1. Work carried out by an employee on fixed or floating installations positioned on or above the part of the continental shelf adjacent to a Contracting State, in the context of the prospecting and/or exploitation of its natural resources, is to be regarded as work carried out in the territory of that State for the purposes of applying Article 5(1) of the Convention of 27 September 1968 on Jurisdiction and the Enforcement of Judgments in Civil and Commercial Matters, as amended by the Convention of 9 October 1978 on the Accession of the Kingdom of Denmark, Ireland and the United Kingdom of Great Britain and Northern Ireland, the Convention of 25 October 1982 on the Accession of the Hellenic Republic and the Convention of 26 May 1989 on the Accession of the Kingdom of Spain and the Portuguese Republic.

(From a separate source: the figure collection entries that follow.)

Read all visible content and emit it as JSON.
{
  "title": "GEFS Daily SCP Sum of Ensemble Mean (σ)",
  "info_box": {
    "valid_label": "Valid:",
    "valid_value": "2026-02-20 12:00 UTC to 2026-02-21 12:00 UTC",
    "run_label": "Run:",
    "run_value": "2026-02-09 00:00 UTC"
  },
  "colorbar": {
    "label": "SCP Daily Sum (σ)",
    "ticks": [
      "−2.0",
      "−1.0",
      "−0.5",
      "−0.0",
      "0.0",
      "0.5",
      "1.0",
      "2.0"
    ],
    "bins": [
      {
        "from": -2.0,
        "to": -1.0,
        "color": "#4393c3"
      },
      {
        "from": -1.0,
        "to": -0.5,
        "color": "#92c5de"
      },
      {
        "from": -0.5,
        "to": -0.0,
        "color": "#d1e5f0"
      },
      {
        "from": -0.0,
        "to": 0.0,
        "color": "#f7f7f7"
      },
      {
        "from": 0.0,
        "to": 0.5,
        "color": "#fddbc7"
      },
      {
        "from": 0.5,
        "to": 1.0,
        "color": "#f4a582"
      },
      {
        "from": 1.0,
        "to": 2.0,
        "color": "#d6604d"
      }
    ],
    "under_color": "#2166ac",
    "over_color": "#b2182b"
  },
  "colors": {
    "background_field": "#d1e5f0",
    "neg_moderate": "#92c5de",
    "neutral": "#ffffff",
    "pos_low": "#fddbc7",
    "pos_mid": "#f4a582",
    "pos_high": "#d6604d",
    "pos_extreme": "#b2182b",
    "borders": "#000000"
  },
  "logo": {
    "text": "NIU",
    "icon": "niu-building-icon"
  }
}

2. Article 5(1) of that convention must be interpreted as meaning that where an employee performs the obligations arising under his contract of employment in several Contracting States the place where he habitually works, within the meaning of that provision, is the place where, or from which, taking account of all the circumstances of the case, he in fact performs the essential part of his duties vis-à-vis his employer.

In the case of a contract of employment under which an employee performs for his employer the same activities in more than one Contracting State, it is necessary, in principle, to take account of the whole of the duration of the employment relationship in order to identify the place where the employee habitually works, within the meaning of Article 5(1). 

Failing other criteria, that will be the place where the employee has worked the longest. 

It will only be otherwise if, in light of the facts of the case, the subject-matter of the dispute is more closely connected with a different place of work, which would, in that case, be the relevant place for the purposes of applying Article 5(1) of the convention.

In the event that the criteria laid down by the Court of Justice do not enable the national court to identify the habitual place of work, as referred to in Article 5(1) of the convention, the employee will have the choice of suing his employer either in the courts for the place where the business which engaged him is situated, or in the courts of the Contracting State in whose territory the employer is domiciled. 

3. National law applicable to the main dispute has no bearing on the interpretation of the concept of the place where an employee habitually works, within the meaning of Article 5(1) of the convention, to which the second question relates.